Nador West Med s’impose comme l’un des projets portuaires et énergétiques les plus ambitieux du Maroc. Situé sur la façade méditerranéenne, il associe port en eau profonde, zones industrielles et terminal de gaz naturel liquéfié. L’infrastructure vise à renforcer la souveraineté énergétique et la compétitivité industrielle du pays. Elle pourrait également jouer un rôle clé dans les échanges euro- africains.
Dans un contexte mondial marqué par des tensions géopolitiques, la volatilité des marchés énergétiques et la reconfiguration accélérée des chaînes d’approvisionnement, l’Afrique
se trouve à un tournant stratégique. Pour renforcer sa compétitivité, sa souveraineté économique et son intégration au commerce mondial, le continent doit disposer d’infrastructures portuaires et énergétiques modernes et résilientes.
C’est dans cette dynamique que s’inscrit Nador West Med, mégaprojet structurant du Maroc appelé à jouer un rôle majeur bien au-delà des frontières nationales. Les ports constituent les principales portes d’entrée des échanges commerciaux africains. Pendant longtemps, le manque d’infrastructures modernes a pesé sur la compétitivité du continent, générant des coûts logistiques élevés et limitant l’intégration dans les chaînes de valeur mondiales. Avec Tanger Med, le Maroc a démontré qu’un port africain peut devenir un hub logistique et industriel de classe mondiale.
Un nouvel écosystème portuaire et industriel
Conformément à la Stratégie portuaire nationale 2030, le Maroc renforce aujourd’hui son système portuaire avec Nador West Med, situé sur la façade méditerranéenne dans la région de l’oriental. Plus qu’un simple port, le projet constitue un écosystème intégré associant port en eau profonde, zones industrielles et logistiques, ainsi qu’un hub énergétique de nouvelle génération.
L’un des éléments structurants du projet est l’intégration du premier terminal de gaz naturel liquéfié (GNL) du Maroc, d’une capacité annuelle de 5 milliards de m³. Cette infrastructure vise à renforcer la souveraineté énergétique du pays en diversifiant les sources d’approvisionnement (États-Unis, Afrique, Moyen- Orient, Europe) et en réduisant la dépendance à un seul fournisseur ou corridor énergétique.
Au-delà du Maroc, ce terminal pourrait positionner Nador West Med comme un acteur des nouveaux corridors énergétiques euro-africains.
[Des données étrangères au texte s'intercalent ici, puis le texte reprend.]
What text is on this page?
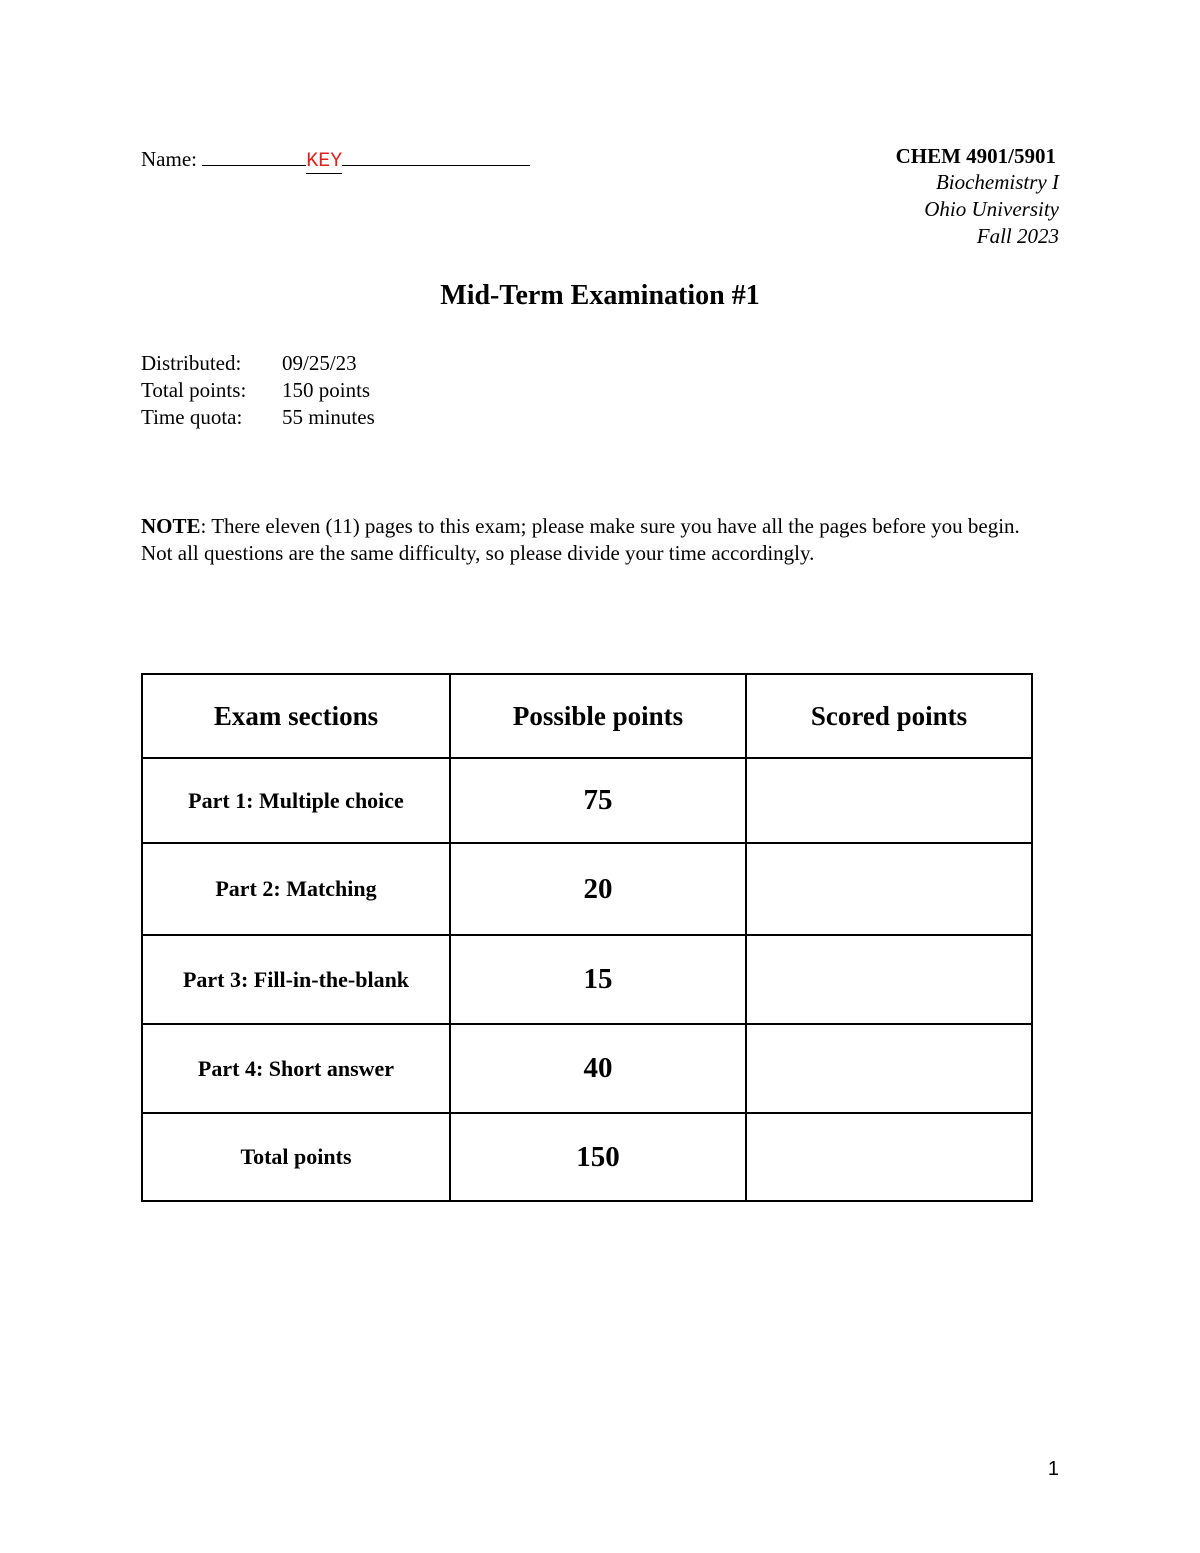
Name:	KEY	CHEM 4901/5901
Biochemistry I
Ohio University
Fall 2023
Mid-Term Examination #1
Distributed:	09/25/23
Total points:	150 points
Time quota:	55 minutes
NOTE: There eleven (11) pages to this exam; please make sure you have all the pages before you begin. Not all questions are the same difficulty, so please divide your time accordingly.
Exam sections	Possible points	Scored points
Part 1: Multiple choice	75	
Part 2: Matching	20	
Part 3: Fill-in-the-blank	15	
Part 4: Short answer	40	
Total points	150	
1
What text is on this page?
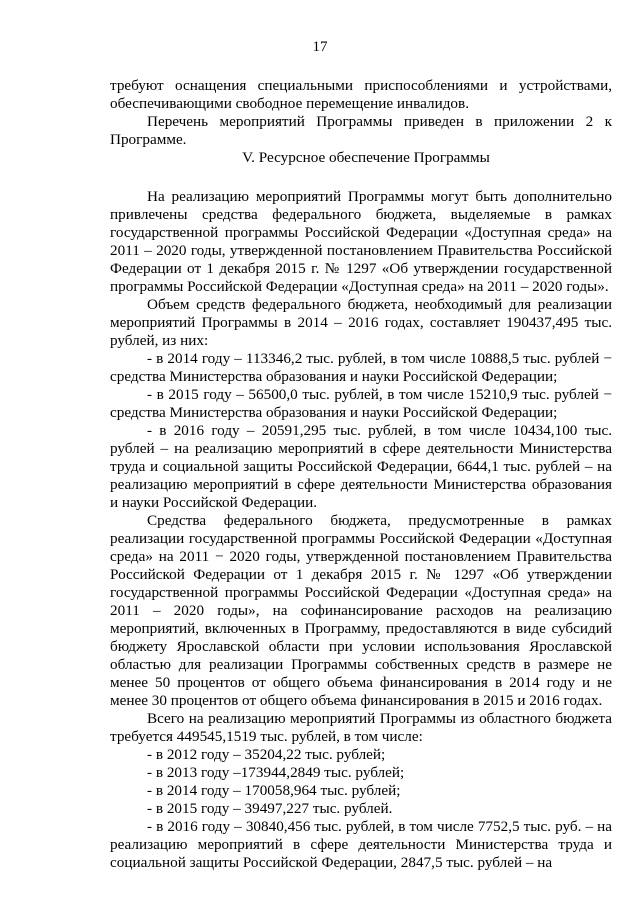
17

требуют оснащения специальными приспособлениями и устройствами, обеспечивающими свободное перемещение инвалидов.

Перечень мероприятий Программы приведен в приложении 2 к Программе.

V. Ресурсное обеспечение Программы

На реализацию мероприятий Программы могут быть дополнительно привлечены средства федерального бюджета, выделяемые в рамках государственной программы Российской Федерации «Доступная среда» на 2011 – 2020 годы, утвержденной постановлением Правительства Российской Федерации от 1 декабря 2015 г. № 1297 «Об утверждении государственной программы Российской Федерации «Доступная среда» на 2011 – 2020 годы».

Объем средств федерального бюджета, необходимый для реализации мероприятий Программы в 2014 – 2016 годах, составляет 190437,495 тыс. рублей, из них:

- в 2014 году – 113346,2 тыс. рублей, в том числе 10888,5 тыс. рублей − средства Министерства образования и науки Российской Федерации;

- в 2015 году – 56500,0 тыс. рублей, в том числе 15210,9 тыс. рублей − средства Министерства образования и науки Российской Федерации;

- в 2016 году – 20591,295 тыс. рублей, в том числе 10434,100 тыс. рублей – на реализацию мероприятий в сфере деятельности Министерства труда и социальной защиты Российской Федерации, 6644,1 тыс. рублей – на реализацию мероприятий в сфере деятельности Министерства образования и науки Российской Федерации.

Средства федерального бюджета, предусмотренные в рамках реализации государственной программы Российской Федерации «Доступная среда» на 2011 − 2020 годы, утвержденной постановлением Правительства Российской Федерации от 1 декабря 2015 г. № 1297 «Об утверждении государственной программы Российской Федерации «Доступная среда» на 2011 – 2020 годы», на софинансирование расходов на реализацию мероприятий, включенных в Программу, предоставляются в виде субсидий бюджету Ярославской области при условии использования Ярославской областью для реализации Программы собственных средств в размере не менее 50 процентов от общего объема финансирования в 2014 году и не менее 30 процентов от общего объема финансирования в 2015 и 2016 годах.

Всего на реализацию мероприятий Программы из областного бюджета требуется 449545,1519 тыс. рублей, в том числе:

- в 2012 году – 35204,22 тыс. рублей;

- в 2013 году –173944,2849 тыс. рублей;

- в 2014 году – 170058,964 тыс. рублей;

- в 2015 году – 39497,227 тыс. рублей.

- в 2016 году – 30840,456 тыс. рублей, в том числе 7752,5 тыс. руб. – на реализацию мероприятий в сфере деятельности Министерства труда и социальной защиты Российской Федерации, 2847,5 тыс. рублей – на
Le gaz naturel, moins émetteur de CO₂ que les combustibles fossiles traditionnels, constitue également une énergie de transition essentielle pour accompagner le développement des énergies renouvelables.
En garantissant un accès stable et compétitif à l’énergie, le port renforce l’attractivité industrielle du Maroc. Avec 700 hectares de zones industrielles déjà opérationnelles et près de 20 milliards de dirhams d’investissements privés confirmés, Nador West Med ambitionne de devenir un pôle industriel méditerranéen majeur. Les filières ciblées incluent les énergies renouvelables, les industries énergétiques et gazières, l’automobile et ses équipementiers, la chimie et la logistique avancée.
Grâce à sa position stratégique, à proximité des grandes routes maritimes reliant l’Asie, l’Europe, l’Afrique et les Amériques, Nador West Med est appelé à devenir un hub clé des corridors Est-Ouest en Méditerranée. Dans un contexte marqué par la congestion de certains passages stratégiques et par les incertitudes géopolitiques, la diversification des hubs portuaires devient un enjeu majeur pour la résilience des chaînes logistiques mondiales.
L’ambition du projet dépasse toutefois la seule performance économique. Inspiré de l’expérience de Tanger Med, Nador West Med s’accompagne de programmes de formation et d’initiatives visant à favoriser l’emploi local, l’intégration des PME régionales et l’amélioration des infrastructures territoriales.
Avec Nador West Med, le Maroc ne construit pas seulement un port. Il propose un modèle africain de développement portuaire et énergétique fondé sur l’intégration industrielle, la souveraineté énergétique et l’inclusion territoriale.
Principales installations et capacités
Digue principale : 4 200 m ; contre-digue : 1 200 m Deux terminaux à conteneurs
(quais de 1 520 m et 900 m, profondeur 18 m) Terminal hydrocarbures (3 postes pétroliers, profondeur 20 m)
Terminaux vrac, roulier et marchandises diverses Zones industrielles, logistiques et de services Capacités annuelles
5 millions de conteneurs (EVP)
25 millions de tonnes d’hydrocarbures 5 milliards de m³ de GNL
3 millions de tonnes de marchandises diverses.